Still, while the lama makes some wrong assumptions about Kim's motivation in this scene, he does say something absolutely true: that Kim's cunning has "loosed an Act upon the world." Kim can't know the huge effects that his disguise for E23 have had on a range of other people trying hard to assassinate the poor man. Kipling suggests that there are these big networks of causes and consequences for all of the little deeds that Kim and his friends do as agents of the British Indian Secret Service. But the weird thing is that none of these agents will ever really see the big picture.

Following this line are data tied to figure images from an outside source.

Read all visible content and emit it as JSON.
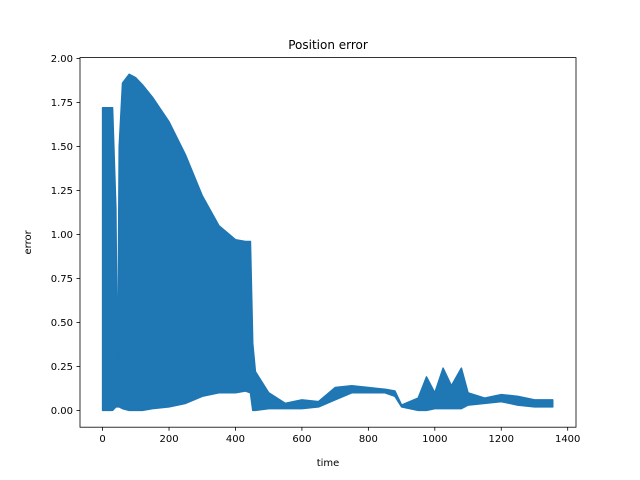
{
  "chart_data": {
    "type": "line",
    "title": "Position error",
    "xlabel": "time",
    "ylabel": "error",
    "xlim": [
      -68,
      1425
    ],
    "ylim": [
      -0.0955,
      2.005
    ],
    "xticks": [
      0,
      200,
      400,
      600,
      800,
      1000,
      1200,
      1400
    ],
    "yticks": [
      0.0,
      0.25,
      0.5,
      0.75,
      1.0,
      1.25,
      1.5,
      1.75,
      2.0
    ],
    "xtick_labels": [
      "0",
      "200",
      "400",
      "600",
      "800",
      "1000",
      "1200",
      "1400"
    ],
    "ytick_labels": [
      "0.00",
      "0.25",
      "0.50",
      "0.75",
      "1.00",
      "1.25",
      "1.50",
      "1.75",
      "2.00"
    ],
    "grid": false,
    "series": [
      {
        "color": "#1f77b4",
        "x": [
          0,
          20,
          21,
          30,
          40,
          45,
          50,
          60,
          80,
          100,
          120,
          150,
          200,
          250,
          300,
          350,
          400,
          430,
          445,
          452,
          460,
          500,
          550,
          600,
          650,
          700,
          750,
          800,
          850,
          880,
          900,
          950,
          975,
          1000,
          1025,
          1050,
          1080,
          1100,
          1150,
          1200,
          1250,
          1300,
          1355
        ],
        "upper": [
          1.72,
          1.72,
          1.72,
          1.72,
          1.15,
          0.1,
          1.5,
          1.86,
          1.91,
          1.89,
          1.85,
          1.78,
          1.64,
          1.45,
          1.22,
          1.05,
          0.97,
          0.96,
          0.96,
          0.38,
          0.22,
          0.1,
          0.04,
          0.06,
          0.05,
          0.13,
          0.14,
          0.13,
          0.12,
          0.11,
          0.03,
          0.07,
          0.19,
          0.1,
          0.24,
          0.14,
          0.24,
          0.1,
          0.07,
          0.09,
          0.08,
          0.06,
          0.06
        ],
        "lower": [
          0.0,
          0.0,
          0.0,
          0.0,
          0.02,
          0.02,
          0.02,
          0.01,
          0.0,
          0.0,
          0.0,
          0.01,
          0.02,
          0.04,
          0.08,
          0.1,
          0.1,
          0.11,
          0.1,
          0.0,
          0.0,
          0.01,
          0.01,
          0.01,
          0.02,
          0.06,
          0.1,
          0.1,
          0.1,
          0.08,
          0.02,
          0.0,
          0.0,
          0.01,
          0.01,
          0.01,
          0.01,
          0.03,
          0.04,
          0.05,
          0.03,
          0.02,
          0.02
        ]
      }
    ]
  }
}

The only person in the book who might come close to seeing all of these larger patterns is Creighton—and the narrator himself, of course.
Quote #9
'See here the Hell appointed for avarice and greed. Flanked upon the one side by Desire and on the other by Weariness.' The lama warmed to his work, and one of the strangers sketched him in the quick-fading light.
'That is enough,' the man said at last brusquely. 'I cannot understand him, but I want that picture. He is a better artist than I. Ask him if he will sell it.'
'He says "No, sar,"' the Babu replied. The lama, of course, would no more have parted with his chart to a casual wayfarer than an archbishop would pawn the holy vessels of his cathedral. All Tibet is full of cheap reproductions of the Wheel; but the lama was an artist, as well as a wealthy Abbot in his own place. (13.59-61)
When Kim hears the lama discussing his illustration of the Great Wheel, he listens respectfully to what the lama has to say. By contrast, in this passage, we see this Russian agent insist on buying the lama's painting—he doesn't understand that the lama has drawn this design, not as a piece of art for sale, but as a teaching tool and as part of his faith. And the Russian refuses to listen to anyone, including the lama, when they try to tell him that the Great Wheel can't be bought for money.
This exchange is actually really important for showing what Kipling thinks of Britain's competition with other European powers for imperial domination of India. Here Kipling strongly implies that the British belong in India because they get it better than the Russians. Kim respects the lama, whereas the Russian agent tears his painting and then hits him in the face.